4G : Free n’obtient pas de Fréquence en or mais bénéficie d’un accord d’itinérance

4G : Free n’obtient pas de Fréquence en or mais bénéficie d’un accord d’itinérance

L’ARCEP publie ce jour sa décision relative au compte rendu et aux résultats de la procédure d’attribution des fréquences dans la bande 800 MHz. Ces fréquences sont destinées au déploiement des nouveaux réseaux (4G) qui donneront notamment accès à l’internet mobile à très haut débit. Ils permettront de fournir aux utilisateurs des débits très supérieurs à ceux actuellement disponibles sur les réseaux 3G, puisque le débit maximum sera au moins de 60 Mbit/s.

 

Free n’a pas été retenu compte tenu des offres des autres candidats mais bénéficiera d’un droit à l’itinérance dans la bande 800 MHz en zone de déploiement prioritaire.
 
Des licences seront attribuées à Bouygues Telecom, Orange France et SFR
L’ARCEP a conduit la sélection sur la base des trois critères prévus par l’appel à candidatures : l’engagement d’aménagement du territoire, l’engagement d’accueil des opérateurs mobiles virtuels (MVNO) et le montant financier proposé pour les fréquences.

 

 

 
La société Free Fréquences, candidate recevable et qualifiée, n’a pas été retenue à l’issue de la phase de sélection pour l’attribution d’une autorisation, compte tenu des offres des autres candidats. L’ARCEP procédera début janvier à la délivrance des autorisations d’utilisation de fréquences dans la bande 800 MHz aux lauréats de la procédure.

 

 
La société Free Mobile, actionnaire de Free Fréquences, dont la candidature dans la bande 800 MHz est recevable et qualifiée et qui a obtenu des fréquences dans la bande 2,6 GHz, répond aux conditions de l’appel à candidatures lui permettant de bénéficier d’un accueil en itinérance dans la bande 800 MHz, pour la couverture d’une zone de déploiement prioritaire, constituée des zones les moins denses du territoire.

 
Free Mobile pourra donc faire la demande d’une telle prestation d’itinérance auprès de SFR, en tant que titulaire d’une autorisation cumulant deux blocs de la bande 800 MHz.
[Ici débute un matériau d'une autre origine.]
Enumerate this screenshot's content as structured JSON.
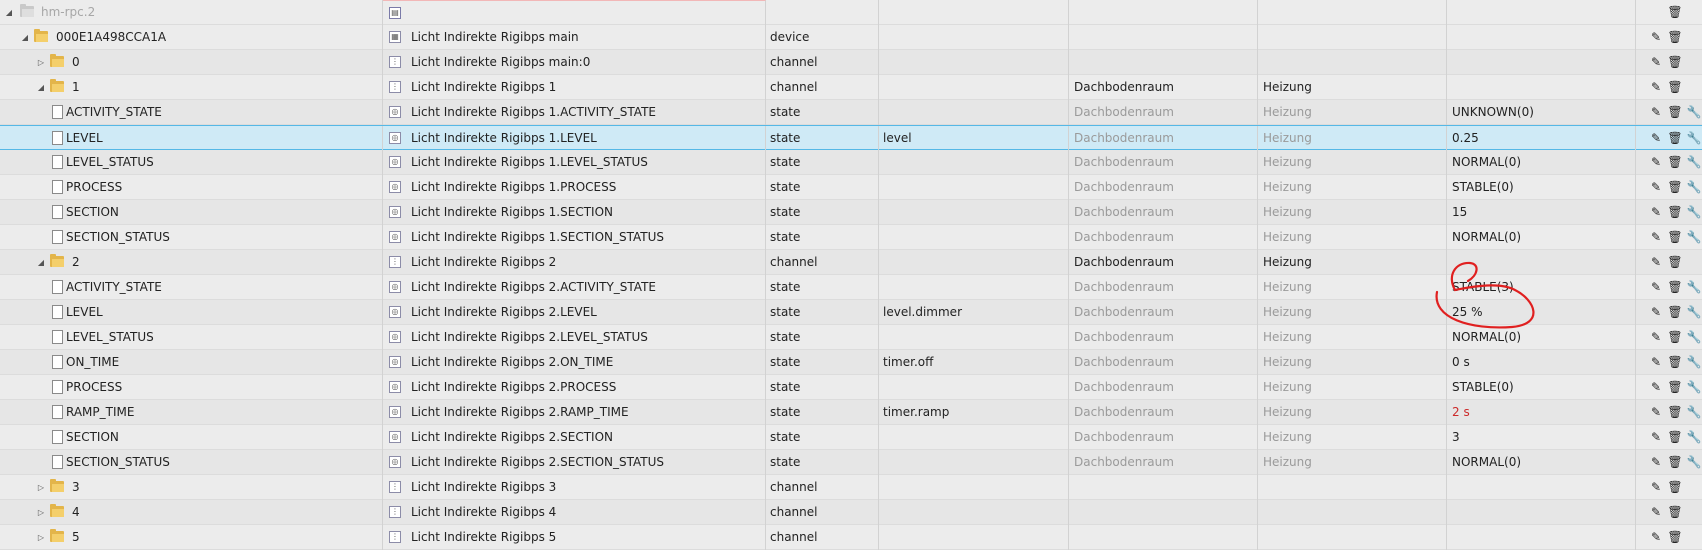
{
  "header": {
    "root_id": "hm-rpc.2",
    "accent_line_color": "#f2b7b7"
  },
  "icons": {
    "edit": "pencil-icon",
    "delete": "trash-icon",
    "settings": "wrench-icon",
    "expand": "triangle-right-icon",
    "collapse": "triangle-down-icon",
    "folder": "folder-icon",
    "file": "file-icon"
  },
  "rows": [
    {
      "id": "000E1A498CCA1A",
      "name": "Licht Indirekte Rigibps main",
      "type": "device",
      "role": "",
      "room": "",
      "function": "",
      "value": ""
    },
    {
      "id": "0",
      "name": "Licht Indirekte Rigibps main:0",
      "type": "channel",
      "role": "",
      "room": "",
      "function": "",
      "value": ""
    },
    {
      "id": "1",
      "name": "Licht Indirekte Rigibps 1",
      "type": "channel",
      "role": "",
      "room": "Dachbodenraum",
      "function": "Heizung",
      "value": ""
    },
    {
      "id": "ACTIVITY_STATE",
      "name": "Licht Indirekte Rigibps 1.ACTIVITY_STATE",
      "type": "state",
      "role": "",
      "room": "Dachbodenraum",
      "function": "Heizung",
      "value": "UNKNOWN(0)"
    },
    {
      "id": "LEVEL",
      "name": "Licht Indirekte Rigibps 1.LEVEL",
      "type": "state",
      "role": "level",
      "room": "Dachbodenraum",
      "function": "Heizung",
      "value": "0.25"
    },
    {
      "id": "LEVEL_STATUS",
      "name": "Licht Indirekte Rigibps 1.LEVEL_STATUS",
      "type": "state",
      "role": "",
      "room": "Dachbodenraum",
      "function": "Heizung",
      "value": "NORMAL(0)"
    },
    {
      "id": "PROCESS",
      "name": "Licht Indirekte Rigibps 1.PROCESS",
      "type": "state",
      "role": "",
      "room": "Dachbodenraum",
      "function": "Heizung",
      "value": "STABLE(0)"
    },
    {
      "id": "SECTION",
      "name": "Licht Indirekte Rigibps 1.SECTION",
      "type": "state",
      "role": "",
      "room": "Dachbodenraum",
      "function": "Heizung",
      "value": "15"
    },
    {
      "id": "SECTION_STATUS",
      "name": "Licht Indirekte Rigibps 1.SECTION_STATUS",
      "type": "state",
      "role": "",
      "room": "Dachbodenraum",
      "function": "Heizung",
      "value": "NORMAL(0)"
    },
    {
      "id": "2",
      "name": "Licht Indirekte Rigibps 2",
      "type": "channel",
      "role": "",
      "room": "Dachbodenraum",
      "function": "Heizung",
      "value": ""
    },
    {
      "id": "ACTIVITY_STATE",
      "name": "Licht Indirekte Rigibps 2.ACTIVITY_STATE",
      "type": "state",
      "role": "",
      "room": "Dachbodenraum",
      "function": "Heizung",
      "value": "STABLE(3)"
    },
    {
      "id": "LEVEL",
      "name": "Licht Indirekte Rigibps 2.LEVEL",
      "type": "state",
      "role": "level.dimmer",
      "room": "Dachbodenraum",
      "function": "Heizung",
      "value": "25 %"
    },
    {
      "id": "LEVEL_STATUS",
      "name": "Licht Indirekte Rigibps 2.LEVEL_STATUS",
      "type": "state",
      "role": "",
      "room": "Dachbodenraum",
      "function": "Heizung",
      "value": "NORMAL(0)"
    },
    {
      "id": "ON_TIME",
      "name": "Licht Indirekte Rigibps 2.ON_TIME",
      "type": "state",
      "role": "timer.off",
      "room": "Dachbodenraum",
      "function": "Heizung",
      "value": "0 s"
    },
    {
      "id": "PROCESS",
      "name": "Licht Indirekte Rigibps 2.PROCESS",
      "type": "state",
      "role": "",
      "room": "Dachbodenraum",
      "function": "Heizung",
      "value": "STABLE(0)"
    },
    {
      "id": "RAMP_TIME",
      "name": "Licht Indirekte Rigibps 2.RAMP_TIME",
      "type": "state",
      "role": "timer.ramp",
      "room": "Dachbodenraum",
      "function": "Heizung",
      "value": "2 s",
      "value_color": "#cc2a2a"
    },
    {
      "id": "SECTION",
      "name": "Licht Indirekte Rigibps 2.SECTION",
      "type": "state",
      "role": "",
      "room": "Dachbodenraum",
      "function": "Heizung",
      "value": "3"
    },
    {
      "id": "SECTION_STATUS",
      "name": "Licht Indirekte Rigibps 2.SECTION_STATUS",
      "type": "state",
      "role": "",
      "room": "Dachbodenraum",
      "function": "Heizung",
      "value": "NORMAL(0)"
    },
    {
      "id": "3",
      "name": "Licht Indirekte Rigibps 3",
      "type": "channel",
      "role": "",
      "room": "",
      "function": "",
      "value": ""
    },
    {
      "id": "4",
      "name": "Licht Indirekte Rigibps 4",
      "type": "channel",
      "role": "",
      "room": "",
      "function": "",
      "value": ""
    },
    {
      "id": "5",
      "name": "Licht Indirekte Rigibps 5",
      "type": "channel",
      "role": "",
      "room": "",
      "function": "",
      "value": ""
    }
  ],
  "selected_row": "Licht Indirekte Rigibps 1.LEVEL",
  "highlight_color": "#e02020"
}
Free Mobile pourra, de droit, bénéficier de cette itinérance dès lors que son réseau à 2,6 GHz aura atteint une couverture de 25 % de la population.

 
La procédure a permis d’atteindre les trois objectifs fixés pour l’attribution des fréquences 4G
L’aménagement du territoire était l’objectif prioritaire fixé pour l’attribution de la bande 800 MHz, issue du dividende numérique. Les opérateurs retenus seront à cet égard tenus à un calendrier de déploiement très ambitieux, visant à atteindre, à terme, un taux de couverture d’au moins 99,6% de la population. En outre, et pour la première fois s’agissant d’autorisations mobiles, les opérateurs se voient imposer des obligations spécifiques en matière de couverture des territoires : ils devront, d’une part, couvrir à terme 95% de la population de chaque département, et, d’autre part, se conformer à un calendrier de déploiement accéléré pour les zones les moins denses du territoire. Ces importantes obligations d’aménagement du territoire n’existent dans aucun des autres pays ayant attribué des fréquences 4G.

 
La concurrence sur le marché mobile se trouve également consolidée à l’issue des deux procédures d’attribution des licences 4G, au bénéfice du consommateur. En effet, chacun des quatre opérateurs mobiles actuels, d’une part, a pu obtenir des quantités de fréquences (20, 25 ou 30 MHz duplex) qui lui permettront de déployer la 4G et d’améliorer la capacité et la qualité de son réseau, et, d’autre part, bénéficie d’un accès direct ou indirect (via l’itinérance) aux fréquences basses de la bande 800 MHz pour atteindre une couverture étendue du territoire. De plus, tous les lauréats des procédures 4G ont pris des engagements importants d’accueil des MVNO (selon le modèle " full MVNO ") sur l’ensemble de leur réseau à très haut débit mobile.

 
Enfin, l’attribution des fréquences de la bande 800 MHz a permis une forte valorisation du domaine public hertzien, avec un montant de 2 639 millions d’euros (contre 1,8 milliards d’euros de prix de réserve). Ce montant s’ajoute aux 936 millions déjà obtenus par l’attribution de la bande 2,6 GHz, soit une recette totale pour le budget de l’Etat de près de 3,6 milliards d’euros (contre 2,5 milliards d’euros de prix de réserve).